The jobs numbers reported by the Labor Department earlier this month don’t matter, according to a New York Times article that reports the U.S. economy is at a “momentous inflection point—what matters is not what happened in the last few weeks, but where things end up several weeks from now.”
“The report that 379,000 jobs were added in February and that the unemployment rate edged down to 6.2 percent is good news,” the article states, but adds that the economy is “still in a deep hole, with nine million fewer jobs than a year ago, or around 12 million shy of where we would be if pre-pandemic job growth had continued over last year.” The article adds that if we continue to add jobs at the same pace it would take two years to return to pre-pandemic employment levels.
“The question,” the article says, “is whether job creation will accelerate in the months ahead as more Americans are vaccinated and begin to resume normal patterns of behavior, especially regarding travel and entertainment.” For the hard-hit restaurant industry, the article argues, widespread vaccination is the only way jobs will come back fully.

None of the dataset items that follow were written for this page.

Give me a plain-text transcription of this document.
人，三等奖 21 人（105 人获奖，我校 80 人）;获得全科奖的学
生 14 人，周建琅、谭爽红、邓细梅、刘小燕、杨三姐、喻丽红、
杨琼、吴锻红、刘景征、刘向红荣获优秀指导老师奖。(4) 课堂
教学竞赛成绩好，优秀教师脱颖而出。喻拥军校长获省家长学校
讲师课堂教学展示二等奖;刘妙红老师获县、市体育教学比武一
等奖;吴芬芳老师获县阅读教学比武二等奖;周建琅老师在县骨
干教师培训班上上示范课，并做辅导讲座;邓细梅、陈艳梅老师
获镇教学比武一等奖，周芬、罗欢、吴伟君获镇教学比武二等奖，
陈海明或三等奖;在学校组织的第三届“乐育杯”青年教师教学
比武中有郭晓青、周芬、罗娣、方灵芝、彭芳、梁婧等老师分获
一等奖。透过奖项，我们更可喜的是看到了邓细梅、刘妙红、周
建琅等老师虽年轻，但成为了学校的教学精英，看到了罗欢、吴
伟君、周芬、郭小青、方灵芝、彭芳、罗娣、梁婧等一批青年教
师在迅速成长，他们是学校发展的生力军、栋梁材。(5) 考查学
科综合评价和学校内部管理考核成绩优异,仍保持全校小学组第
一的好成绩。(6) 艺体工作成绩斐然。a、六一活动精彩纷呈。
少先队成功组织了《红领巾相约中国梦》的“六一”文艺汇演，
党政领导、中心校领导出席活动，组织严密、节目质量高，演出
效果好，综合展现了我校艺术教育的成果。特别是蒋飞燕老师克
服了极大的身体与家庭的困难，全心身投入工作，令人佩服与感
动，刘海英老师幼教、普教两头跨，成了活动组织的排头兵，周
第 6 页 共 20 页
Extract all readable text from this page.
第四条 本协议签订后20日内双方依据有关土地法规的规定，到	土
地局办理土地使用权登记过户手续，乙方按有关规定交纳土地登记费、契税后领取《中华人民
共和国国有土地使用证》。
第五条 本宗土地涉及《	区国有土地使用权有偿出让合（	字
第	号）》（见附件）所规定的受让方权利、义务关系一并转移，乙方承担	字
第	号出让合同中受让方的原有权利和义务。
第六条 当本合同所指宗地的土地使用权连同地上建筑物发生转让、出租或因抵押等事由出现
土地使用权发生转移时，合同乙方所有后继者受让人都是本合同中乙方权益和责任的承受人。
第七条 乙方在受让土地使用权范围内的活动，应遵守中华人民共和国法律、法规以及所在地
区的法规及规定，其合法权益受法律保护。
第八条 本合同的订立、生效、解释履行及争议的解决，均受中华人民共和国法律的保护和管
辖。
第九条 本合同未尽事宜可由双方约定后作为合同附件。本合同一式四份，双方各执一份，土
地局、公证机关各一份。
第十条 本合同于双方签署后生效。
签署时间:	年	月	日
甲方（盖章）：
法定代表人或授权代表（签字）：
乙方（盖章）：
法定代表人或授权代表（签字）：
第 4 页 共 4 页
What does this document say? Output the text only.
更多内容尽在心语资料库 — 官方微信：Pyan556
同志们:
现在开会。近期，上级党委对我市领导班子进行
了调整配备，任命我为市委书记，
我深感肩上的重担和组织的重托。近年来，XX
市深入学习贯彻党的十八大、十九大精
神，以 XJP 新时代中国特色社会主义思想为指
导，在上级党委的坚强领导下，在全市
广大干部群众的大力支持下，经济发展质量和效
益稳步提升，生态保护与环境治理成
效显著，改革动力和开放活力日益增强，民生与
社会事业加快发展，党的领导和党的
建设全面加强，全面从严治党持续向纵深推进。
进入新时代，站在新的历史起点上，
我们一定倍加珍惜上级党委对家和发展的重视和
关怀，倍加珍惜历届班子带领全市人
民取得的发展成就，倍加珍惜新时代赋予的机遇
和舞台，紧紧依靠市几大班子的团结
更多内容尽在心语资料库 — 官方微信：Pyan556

According to the article, February’s surge in employment was driven by people returning from temporary layoff, while the “number of permanent job losers remained steady at astronomical levels—2.2 million higher than a year ago.”
The most difficult question we now face, the article concludes, is whether there are permanent changes in behavior and business models that will have lasting effects on employment: “It is easy to describe the pathway back for jobs at schools and restaurants. But true economic health will mean that those 2.2 million people find their way back into the ranks of the employed as well, and that could take more than just a shot in the arm.”